Defendants argue that punitive damages are improper in any
action arising out of professional negligence of a healthcare provider. (Code
Civ. Proc., § 425.13.) This is not an action arising out of professional
negligence. This is an action alleging intentional wrongful conduct.
The Court denies the motion to strike Plaintiff’s
allegations related to punitive damages.
The Court notes that a Plaintiff in a CMIA action may
recover punitive damages up to $3,000.00. (Civ. Code, § 56.35.) However,
because the Court sustains the demurrer to Plaintiff’s CMIA claim with leave to
amend, it is not a basis for the Court’s ruling on the motion to strike.
An award of attorney’s fees is proper when authorized by
contract, statute, or law. (Code Civ. Proc., §§ 1032, subd. (b), 1033.5, subd.
(a)(10).)
A plaintiff in a CMIA action may recover attorney’s fees up
to $1,000.00 and the costs of litigation. (Civ. Code, § 56.35.) However,
because the Court sustains the demurrer to Plaintiff’s CMIA claim with leave to
amend, it is not a basis to deny the motion to strike.
“Upon motion, a court may award attorneys' fees to a
successful party against one or more opposing parties in any action which has
resulted in the enforcement of an important right affecting the public interest
if: (a) a significant benefit, whether pecuniary or nonpecuniary, has been
conferred on the general public or a large class of persons, (b) the necessity
and financial burden of private enforcement, or of enforcement by one public
entity against another public entity, are such as to make the award appropriate,
and (c) such fees should not in the interest of justice be paid out of the
recovery, if any.” (Code Civ. Proc., § 1021.5.)
“Although the statute is phrased in permissive terms, a
court's discretion to deny attorney's fees to a party that meets the statutory
requirements of section 1021.5 is limited.” (Carlsbad Police Officers
Association v. City of Carlsbad (2020) 49 Cal.App.5th 135, 145.)

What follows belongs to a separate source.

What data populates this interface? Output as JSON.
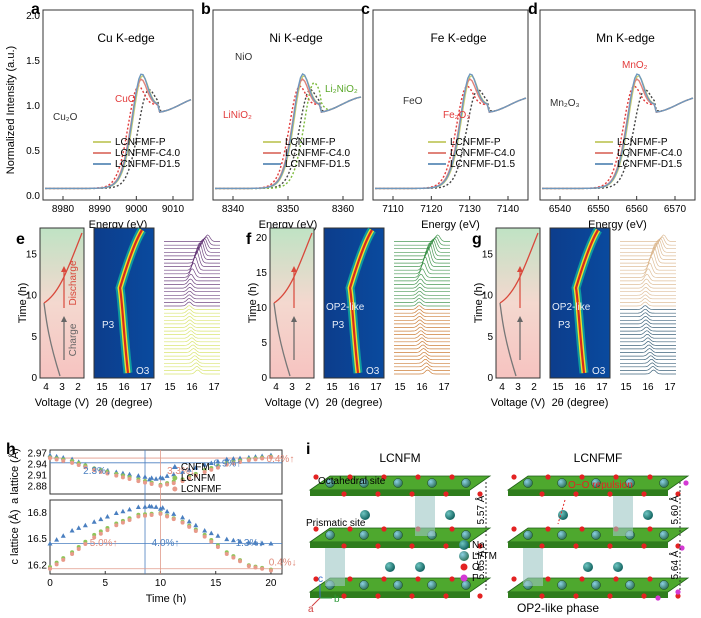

The current pleading provides little basis to believe that
this action will confer a significant benefit to the general public.
Defendants’ alleged response to Plaintiff’s review appears to be a one-off
event, and not a part of a systemic pattern of behavior. If the mere commission
of a tort against one individual, without more, supported a finding of public
benefit, then section 1021.5 would expand to cover the vast majority of tort
actions. The Court does not find that this case falls within the public benefit
rule.
Plaintiff argues that the California Supreme Court has
signaled that attorney’s fees are generally appropriate when a plaintiff’s
action catalyzes a public benefit such as a voluntary change in the defendant’s
behavior. (Graham v. DaimlerChrysler Corp. (2004) 34 Cal. 4th 553, 566–67.) However, as
discussed above, this does not appear to be a case with such broad potential
benefits. The same is true for Plaintiff’s argument that cases vindicating
constitutional rights support an award of fees – the case law that Plaintiff
cites indicates that the benefit must be one that “flowed to the general
public”. (Press v. Lucky Stores, Inc. (1983) 34 Cal.3d 311, 319
[citation and quotation marks omitted].)
The Court grants the motion to strike. Because Plaintiff may
be able to amend to state a CMIA claim or otherwise support the attorney’s fees
request, the Court grants leave to amend.